Other than these “civilian purposes,” the nuclear warhead had met its other objectives. Being detonated from a shallow shaft dug into the desert’s floor (636 feet deep), the 104 kiloton of TNT equivalent bomb raised a 300 feet earth dome before breaking in all directions, uprooting over 11,000,000 tons of soil.

The Sedan crater is the largest crater made by man in the U.S. and it appears in the National Register of Historic Places. The Sedan blast is also responsible for 7 percent of the entire fallout radiation that had ever hit the U.S. as a result of the nuclear tests at NTS.

You can find out more about these test sites and a couple of others by watching this very informative video.

Conclusions

Radioactivity implications were less known back then.

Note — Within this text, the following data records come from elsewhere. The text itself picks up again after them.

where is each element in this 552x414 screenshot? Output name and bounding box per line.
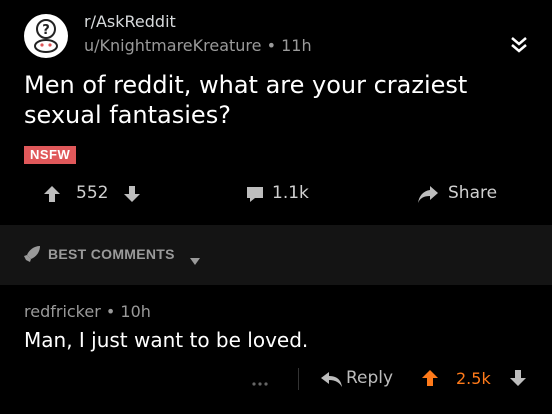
reply-button[interactable]: Reply bbox=[346, 368, 393, 388]
ellipsis-icon[interactable] bbox=[250, 374, 270, 386]
caret-down-icon[interactable] bbox=[190, 251, 200, 265]
speech-bubble-icon[interactable] bbox=[245, 184, 265, 204]
action-divider bbox=[298, 368, 299, 390]
comment-body: Man, I just want to be loved. bbox=[24, 328, 309, 352]
arrow-up-icon[interactable] bbox=[420, 368, 440, 388]
comment-age: 10h bbox=[120, 302, 151, 321]
arrow-up-icon[interactable] bbox=[42, 184, 62, 204]
share-arrow-icon[interactable] bbox=[416, 183, 440, 205]
rocket-icon bbox=[22, 244, 42, 264]
arrow-down-icon[interactable] bbox=[122, 184, 142, 204]
askreddit-avatar-icon[interactable]: ? bbox=[24, 14, 68, 58]
comment-author[interactable]: redfricker bbox=[24, 302, 101, 321]
nsfw-badge: NSFW bbox=[24, 146, 77, 164]
post-header: ? r/AskReddit u/KnightmareKreature • 11h bbox=[0, 0, 552, 68]
svg-text:?: ? bbox=[42, 23, 50, 38]
post-score: 552 bbox=[76, 183, 109, 203]
post-meta: u/KnightmareKreature • 11h bbox=[84, 36, 312, 55]
comment-count[interactable]: 1.1k bbox=[272, 183, 309, 203]
reddit-post-view: ? r/AskReddit u/KnightmareKreature • 11h… bbox=[0, 0, 552, 414]
comment-score: 2.5k bbox=[456, 369, 491, 388]
post-title[interactable]: Men of reddit, what are your craziest se… bbox=[24, 70, 524, 130]
comment-sort-bar[interactable]: BEST COMMENTS bbox=[0, 225, 552, 285]
top-comment: redfricker • 10h Man, I just want to be … bbox=[0, 290, 552, 414]
double-chevron-down-icon[interactable] bbox=[508, 34, 530, 56]
meta-separator: • bbox=[266, 36, 277, 55]
post-action-bar: 552 1.1k Share bbox=[0, 174, 552, 214]
comment-meta: redfricker • 10h bbox=[24, 302, 151, 321]
arrow-down-icon[interactable] bbox=[508, 368, 528, 388]
post-author[interactable]: u/KnightmareKreature bbox=[84, 36, 262, 55]
subreddit-name[interactable]: r/AskReddit bbox=[84, 12, 176, 31]
meta-separator: • bbox=[105, 302, 116, 321]
post-age: 11h bbox=[281, 36, 312, 55]
share-button[interactable]: Share bbox=[448, 183, 497, 203]
reply-arrow-icon[interactable] bbox=[320, 370, 344, 388]
sort-label[interactable]: BEST COMMENTS bbox=[48, 246, 175, 262]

The rudimentary devices used at that time to measure the effects of radiation were also fairly inaccurate.

The government wanted to let civilians know at first that these nuclear bombs they were so afraid of don’t do much harm unless detonated over a highly populated area.

However, further tests and technological improvements revealed just how toxic these tests have been for both humans and the planet.

Radioactivity at various nuclear test sites across the globe persist even today. There is no greater risk than radiation for public safety. Unfortunately, there is little we can do to shield ourselves from the ordeals of past generations.

What matters today is to voice our concerns about such environmental atrocities in the hopes of preventing any future (live) tests.

Although this peace is hanging by a thread, and nuclear disasters are not taken completely out of the equation, there is still time to build an appropriate shelter and an evacuation plan in case SHTF.

Understand that one nuclear explosion will not end the world. You will have plenty of places to hide from its devastating effects.

With many other explosions across the globe, in case a nuclear war breaks out, the Earth will be thrown into a bleak radioactive winter with ashes and fallout as the new snow.

I am hopeful however that our leaders have learned their lesson, and that war of such devastating nature will never occur.

What are your thoughts on this? Would you subject yourself to a high-altitude nuclear detonation if you were offered money? Do you have your shelter ready in case an ordeal happens?